|Place||Middle East: Ottoman Empire, Turkey, Dardanelles, Gallipoli, Sari Bair Area, Hill 60 (Gallipoli)|
|Location||Main Bld: Hall of Valour: Main Hall: Gallipoli|
|Place made||United Kingdom: England, Greater London, London|
|Date made||c 1915|
First World War, 1914-1918
Victoria Cross : Second Lieutenant Hugo Vivian Hope Throssell, 10 Light Horse Regiment, AIF
Victoria Cross. Engraved on reverse suspender with recipient's details and on reverse cross with date of award.
Hugo Vivian Hope ‘Jim’ Throssell was born on 26 October 1884 at Northam, Western Australia. Following his schooling he worked on cattle stations until, in 1912, he and his brother Frank Eric ‘Ric’ Throssell took up a 1000-acre wheat property at Cowcowing, north east of Northam. In September 1914, following the outbreak of the First World War, both brothers enlisted and joined the 10th Light Horse Regiment (10LHR). Hugo was made second lieutenant and embarked on HMAT Itonus on 19 February 1915.
Hugo and a detachment of men remained in Egypt during 10LHR’s initial deployment to Gallipoli in May. He finally arrived on the peninsula on 4 August, in time for the disastrous charge at ‘the Nek’, on the 7th. Later that month, 10LHR took part in an assault on Hill 60. The initial surprise attack at around 1 am on 29 August overwhelmed the Turkish trench but counter-attacks soon followed. Before long the Turks began to bomb Throssell’s position. As the counter-attacks intensified the losses of the regiment mounted. Throssell said later that their position was ‘hopelessly outnumbered’ against an enemy that seemed to be unlimited, though he kept encouraging his men to greater efforts. Just after dawn, the Turks launched a final unsuccessful attack before retiring.
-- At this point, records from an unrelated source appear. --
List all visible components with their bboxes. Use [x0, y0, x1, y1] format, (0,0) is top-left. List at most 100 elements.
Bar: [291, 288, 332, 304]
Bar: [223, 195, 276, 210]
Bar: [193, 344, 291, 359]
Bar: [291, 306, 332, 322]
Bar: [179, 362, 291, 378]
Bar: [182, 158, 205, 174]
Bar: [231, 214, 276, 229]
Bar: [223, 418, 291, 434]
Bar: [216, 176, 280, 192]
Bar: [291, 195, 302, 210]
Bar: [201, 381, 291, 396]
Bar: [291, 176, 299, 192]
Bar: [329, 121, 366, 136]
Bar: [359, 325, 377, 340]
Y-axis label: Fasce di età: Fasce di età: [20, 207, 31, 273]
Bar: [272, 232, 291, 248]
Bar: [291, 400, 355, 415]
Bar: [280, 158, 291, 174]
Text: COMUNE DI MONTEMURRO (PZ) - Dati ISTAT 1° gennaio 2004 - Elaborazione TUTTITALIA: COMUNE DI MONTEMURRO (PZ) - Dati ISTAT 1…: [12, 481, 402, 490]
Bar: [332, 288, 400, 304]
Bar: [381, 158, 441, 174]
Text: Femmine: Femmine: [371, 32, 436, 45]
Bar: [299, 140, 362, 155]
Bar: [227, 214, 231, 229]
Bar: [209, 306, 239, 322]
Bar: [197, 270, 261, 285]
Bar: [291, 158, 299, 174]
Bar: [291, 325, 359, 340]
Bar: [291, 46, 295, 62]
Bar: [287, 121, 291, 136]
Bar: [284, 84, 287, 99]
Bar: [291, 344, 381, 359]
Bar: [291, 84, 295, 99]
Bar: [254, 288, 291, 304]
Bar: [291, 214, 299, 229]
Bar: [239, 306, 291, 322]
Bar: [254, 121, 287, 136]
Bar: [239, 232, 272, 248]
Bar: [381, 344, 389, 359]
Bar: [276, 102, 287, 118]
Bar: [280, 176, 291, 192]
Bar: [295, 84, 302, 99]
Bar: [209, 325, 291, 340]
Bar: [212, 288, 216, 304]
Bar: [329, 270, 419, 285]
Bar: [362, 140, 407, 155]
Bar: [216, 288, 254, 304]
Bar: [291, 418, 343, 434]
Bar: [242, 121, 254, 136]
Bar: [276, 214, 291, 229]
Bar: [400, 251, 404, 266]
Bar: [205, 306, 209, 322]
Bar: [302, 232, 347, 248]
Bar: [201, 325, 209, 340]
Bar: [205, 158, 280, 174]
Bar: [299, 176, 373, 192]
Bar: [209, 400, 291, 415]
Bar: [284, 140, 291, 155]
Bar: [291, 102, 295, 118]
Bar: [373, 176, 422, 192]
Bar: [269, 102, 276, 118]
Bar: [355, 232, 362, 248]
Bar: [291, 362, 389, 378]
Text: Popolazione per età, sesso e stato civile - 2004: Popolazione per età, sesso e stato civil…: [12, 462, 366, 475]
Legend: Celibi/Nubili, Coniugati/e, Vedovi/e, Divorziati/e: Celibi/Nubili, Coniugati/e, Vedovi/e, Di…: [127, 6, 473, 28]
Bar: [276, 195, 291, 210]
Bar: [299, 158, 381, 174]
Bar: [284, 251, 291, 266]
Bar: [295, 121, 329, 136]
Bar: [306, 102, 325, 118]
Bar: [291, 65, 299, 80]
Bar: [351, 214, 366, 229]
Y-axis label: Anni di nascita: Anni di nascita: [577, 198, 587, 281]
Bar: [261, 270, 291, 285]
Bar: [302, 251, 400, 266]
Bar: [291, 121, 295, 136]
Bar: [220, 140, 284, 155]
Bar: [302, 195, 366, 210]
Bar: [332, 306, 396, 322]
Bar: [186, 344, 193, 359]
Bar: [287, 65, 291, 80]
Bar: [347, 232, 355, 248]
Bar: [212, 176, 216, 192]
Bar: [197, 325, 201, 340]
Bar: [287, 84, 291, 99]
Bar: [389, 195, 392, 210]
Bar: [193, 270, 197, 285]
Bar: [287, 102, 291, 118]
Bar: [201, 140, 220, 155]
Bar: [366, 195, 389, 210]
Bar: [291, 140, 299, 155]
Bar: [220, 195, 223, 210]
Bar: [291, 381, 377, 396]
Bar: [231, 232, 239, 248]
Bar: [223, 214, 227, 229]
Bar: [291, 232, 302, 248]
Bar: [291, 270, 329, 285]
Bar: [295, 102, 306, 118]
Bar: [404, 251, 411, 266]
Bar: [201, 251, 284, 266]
When the fighting was over, the extent of Throssell’s wounds became apparent. When he accepted a cigarette, it was noted that ‘the wounds on his shoulders and arms had stiffened, and his hand could not reach his mouth. He wore no jacket, but had badges on the shoulder straps of his shirt. The shirt was full of holes from pieces of bomb, and one of the ‘Australia’s was twisted and broken, and had been driven into his shoulder.’
For his actions during the fighting, Throssell was awarded the Victoria Cross, the only such award to a member of the Light Horse. The recommendation for the award reads: ‘For most conspicuous gallantry and devotion to duty. Although wounded in several places he refused to leave the trench, or obtain assistance, until all danger had passed, when he went and had his wounds dressed, and returned to the firing line until ordered out of action by the Medical Officer. By his personal example he kept up the spirit of his party, which was largely instrumental in saving the situation at a critical period.’
Throssell was evacuated to England for treatment. While convalescing he met the emerging author and columnist Katharine Susannah Prichard, a devout socialist whom he later married. In April 1916, he was invalided back to Australia where he campaigned vigorously for the war effort. In November he returned to active service and re-joined his regiment in the Middle East.
On 19 April 1917 he took part in the Second Battle of Gaza. During the battle he was seriously wounded and his brother Ric was killed. Though Throssell’s wounds healed, the loss of Ric was a shattering blow from which he never fully recovered.
Throssell was promoted to captain on 15 August. After the fall of Jerusalem, he led the ceremonial guard at Jaffa Gate, through which General Edmund Allenby, the British Commander of the Egyptian Expeditionary Force, made his formal entry on 11 December.
Throssell’s health deteriorated. He was in and out of hospital over the following months, and finally returned to Australia on 4 September 1918 and discharged from the AIF. He returned to civilian life in Western Australia and was appointed to the Soldier Settlers’ Board. He later resigned to work a mixed farm at Greenmount with Katherine. The enterprise struggled and the family became mired in debt. Throssell’s wartime experiences continued to haunt him, and he fell into increasing bouts of depression. He attempted to pawn his Victoria Cross, but was offered only a few shillings.
Shortly afterwards he ended his life using his service revolver. His suicide note read: ‘I can’t sleep. I feel my old war head. It’s going phut, and that’s no good for anyone concerned.’ He was survived by Katherine and a son, Ric.